De reden is omdat het eens, in de staat der rechtheid, mogelijk was om zalig te worden buiten Christus. Omdat de mens de kracht en het beginsel des levens had om de plichten uit zichzelf te doen en God door zichzelf te behagen. Adam had dit en hij kon Gods gunst verkrijgen en door de wet zalig geworden omdat de Heere hem een kapitaal had gegeven in zichzelf en hem bekwaam had gemaakt om iets uit zichzelf te doen.

Welnu, wij hebben zoveel van Adams natuur behouden dat wij zo graag bekwaam zouden zijn om onze plichten te doen zoals Adam dat kon. Met ieder natuurlijk mens is het zoals het met Simson was: hij had sacramenteel (lang) haar en daarom, als er enige verzoeking kwam, zo schudde hij zichzelf uit en was machtig om sterke koorden te breken en zijn vijanden te overwinnen. Maar toen zijn haar afgeschoren was, ging hij wel uit zoals op andere tijden en meende hij nog altijd te kunnen doen zoals hij vroeger had gedaan, maar de Geest Gods was van hem geweken. En omdat Adam kracht had van zichzelf, om volle gehoorzaamheid te geven en God te behagen, zo onderneemt een natuurlijk mens als nakomelijk van Adam deze pogingen nog altijd. Hij wil werken. Hij spreekt daarom: kunnen mijn verstandelijk vermogens, mijn gebeden, mijn goede voornemens en mijn voorrechten mij niet behouden en aan Gods gerechtigheid voldoen? Moet de schuld van de zonde dan altijd op mij blijven?

“Kunnen mijn verstandelijk vermogens, mijn gebeden, mijn goede voornemens en mijn voorrechten mij niet behouden en aan Gods gerechtigheid voldoen? Moet de schuld van de zonde dan altijd op mij blijven?”

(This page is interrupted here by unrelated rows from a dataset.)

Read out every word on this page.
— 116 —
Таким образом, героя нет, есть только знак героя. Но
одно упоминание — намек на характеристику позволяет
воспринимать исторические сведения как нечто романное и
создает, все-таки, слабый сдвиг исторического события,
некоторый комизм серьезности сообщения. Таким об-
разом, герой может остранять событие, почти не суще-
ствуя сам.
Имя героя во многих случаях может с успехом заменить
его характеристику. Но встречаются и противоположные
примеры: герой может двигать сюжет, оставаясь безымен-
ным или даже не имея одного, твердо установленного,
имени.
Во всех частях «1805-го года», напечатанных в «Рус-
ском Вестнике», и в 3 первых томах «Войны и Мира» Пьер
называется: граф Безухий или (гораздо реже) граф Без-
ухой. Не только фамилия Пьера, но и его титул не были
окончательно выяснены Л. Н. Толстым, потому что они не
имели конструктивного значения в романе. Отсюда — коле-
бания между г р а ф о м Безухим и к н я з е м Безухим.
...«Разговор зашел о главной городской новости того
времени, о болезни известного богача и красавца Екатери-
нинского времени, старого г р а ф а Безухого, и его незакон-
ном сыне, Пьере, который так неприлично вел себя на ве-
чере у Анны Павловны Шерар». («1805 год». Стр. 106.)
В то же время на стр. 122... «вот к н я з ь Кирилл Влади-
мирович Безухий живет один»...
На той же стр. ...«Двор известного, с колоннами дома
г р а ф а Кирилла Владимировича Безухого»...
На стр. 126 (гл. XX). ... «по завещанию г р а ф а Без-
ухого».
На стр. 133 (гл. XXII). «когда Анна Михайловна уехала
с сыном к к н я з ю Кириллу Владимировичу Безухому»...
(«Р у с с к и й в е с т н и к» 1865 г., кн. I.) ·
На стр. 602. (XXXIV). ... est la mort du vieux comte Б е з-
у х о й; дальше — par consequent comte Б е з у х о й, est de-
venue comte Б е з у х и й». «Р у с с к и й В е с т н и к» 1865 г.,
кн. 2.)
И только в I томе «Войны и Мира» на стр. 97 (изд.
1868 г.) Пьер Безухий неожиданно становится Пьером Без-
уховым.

Zo wil de ziel God tevreden stellen door haar eigen kracht. Zoals het is met iemand, die een rijk koopman geweest is en een groot kapitaal had, maar nu verarmd is. Het is moeilijk om de hoogmoed van deze man ten onder te brengen: hij zou niet graag een eenvoudige ambachtsman zijn.  Nee, hij wil koophandel drijven al was het maar in spelden. Zo heeft de Heere een kapitaal in Adams hand gegeven en hij is bankroet gegaan. Nochtans wil de failliete zondaar handel drijven met wat ellendige slechte plichten, wat dode gebeden en het koud aanhoren van predicaties en hij meent, dat dit voldoende is. Dit is de gesteldheid van de zielen van nature en de uitslag van dit stuk is dusdanig: de ziel durft door de schuld der zonde niet voor God verschijnen en zij weet niet hoe tot God te komen in en door een Middelaar. En zo is het, dat de ziel liever de een of andere weg wil uitvinden en de een of andere koers wil nemen dan tot Christus te komen.